3. The high-voltage power distribution device according to claim 2, wherein the upper cover plate is a steel cover plate having a thickness of 7mm or more.

4. The high voltage power distribution apparatus according to claim 2, wherein the lower case comprises a frame, a lower cover plate and a plurality of side cover plates, the lower cover plate and the plurality of side cover plates are mounted on the frame, and the plurality of side cover plates are sequentially connected and looped around the periphery of the lower cover plate through the frame.
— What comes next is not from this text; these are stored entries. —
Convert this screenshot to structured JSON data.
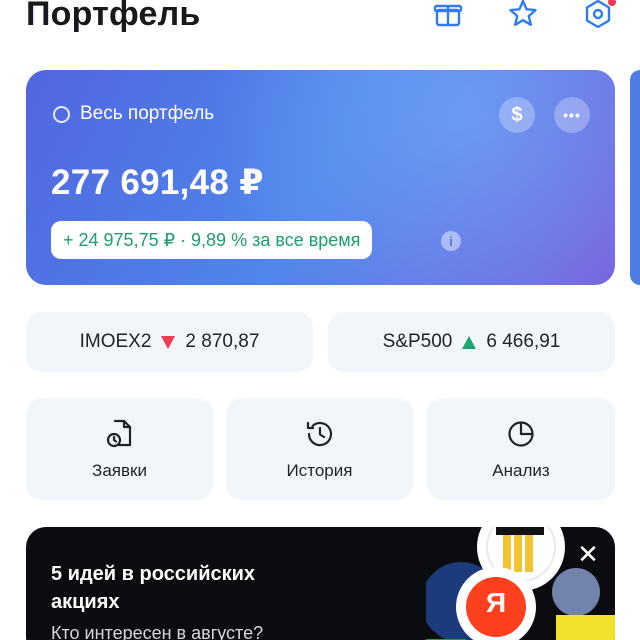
{
  "header": {
    "title": "Портфель",
    "icons": [
      "gift-icon",
      "star-icon",
      "settings-gear-icon"
    ]
  },
  "portfolio": {
    "label": "Весь портфель",
    "value": "277 691,48 ₽",
    "gain": "+ 24 975,75 ₽ · 9,89 % за все время",
    "currency_button": "$",
    "more_button": "•••",
    "info_icon": "i"
  },
  "indices": [
    {
      "name": "IMOEX2",
      "direction": "down",
      "value": "2 870,87"
    },
    {
      "name": "S&P500",
      "direction": "up",
      "value": "6 466,91"
    }
  ],
  "actions": [
    {
      "label": "Заявки",
      "icon": "order-document-clock-icon"
    },
    {
      "label": "История",
      "icon": "history-clock-icon"
    },
    {
      "label": "Анализ",
      "icon": "pie-chart-icon"
    }
  ],
  "promo": {
    "title": "5 идей в российских акциях",
    "subtitle": "Кто интересен в августе?",
    "logo_letter": "Я",
    "close": "✕"
  },
  "colors": {
    "accent_gradient_start": "#5166e0",
    "accent_gradient_end": "#7a5fdc",
    "gain_green": "#1e9e6a",
    "down_red": "#ee3b4f",
    "up_green": "#1fa371",
    "tile_bg": "#f2f5fa"
  }
}
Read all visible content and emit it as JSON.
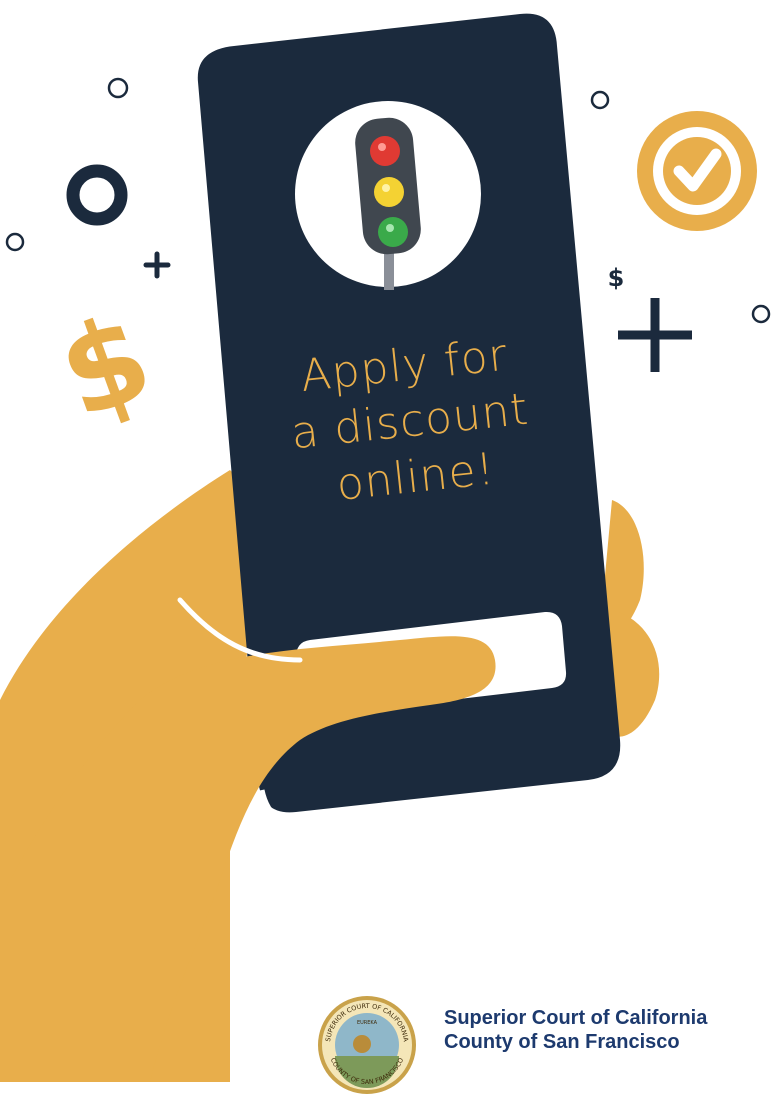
{
  "headline": {
    "line1": "Apply for",
    "line2": "a discount",
    "line3": "online!"
  },
  "court": {
    "line1": "Superior Court of California",
    "line2": "County of San Francisco"
  },
  "seal": {
    "top_text": "SUPERIOR COURT OF CALIFORNIA",
    "bottom_text": "COUNTY OF SAN FRANCISCO",
    "motto": "EUREKA"
  },
  "decorations": {
    "dollar_large": "$",
    "dollar_small": "$"
  },
  "colors": {
    "phone": "#1b2a3d",
    "accent": "#e8ae4b",
    "court_text": "#1d3a6e"
  },
  "icons": [
    "traffic-light-icon",
    "checkmark-icon",
    "dollar-icon",
    "plus-icon",
    "circle-icon"
  ]
}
5. The high voltage power distribution apparatus of claim 4 wherein at least one of said side cover plates is removably connected to said frame and/or said lower cover plate is removably connected to said frame and/or said upper cover plate is removably connected to said frame.

6. The high voltage power distribution device according to claim 2, wherein the upper cover plate is in sealing connection with the lower case, and the electrical installation cavity is a sealed space.

7. The high voltage power distribution device of claim 2, comprising a remote communication terminal and an antenna box, wherein the remote communication terminal is accommodated in the electrical installation cavity, the antenna box is installed on the outer surface of the lower case, and the remote communication terminal is in communication connection with the antenna box.

8. The high voltage power distribution device of claim 1, wherein the high voltage power distribution device comprises a relay and a hall sensor, wherein the relay and the hall sensor are both located in the electrical installation cavity and are disposed on an electrical connection path between the electrical replacement connector and the battery connector.

9. The high voltage power distribution device of claim 1, further comprising a BMS disposed within the electrical appliance mounting cavity and on an electrical connection path of the electrical replacement connector and the battery connector.

10. A commercial vehicle comprising a vehicle body, a battery and a high voltage distribution device according to any one of claims 1-9, said vehicle body being electrically connected to said battery via said high voltage distribution device.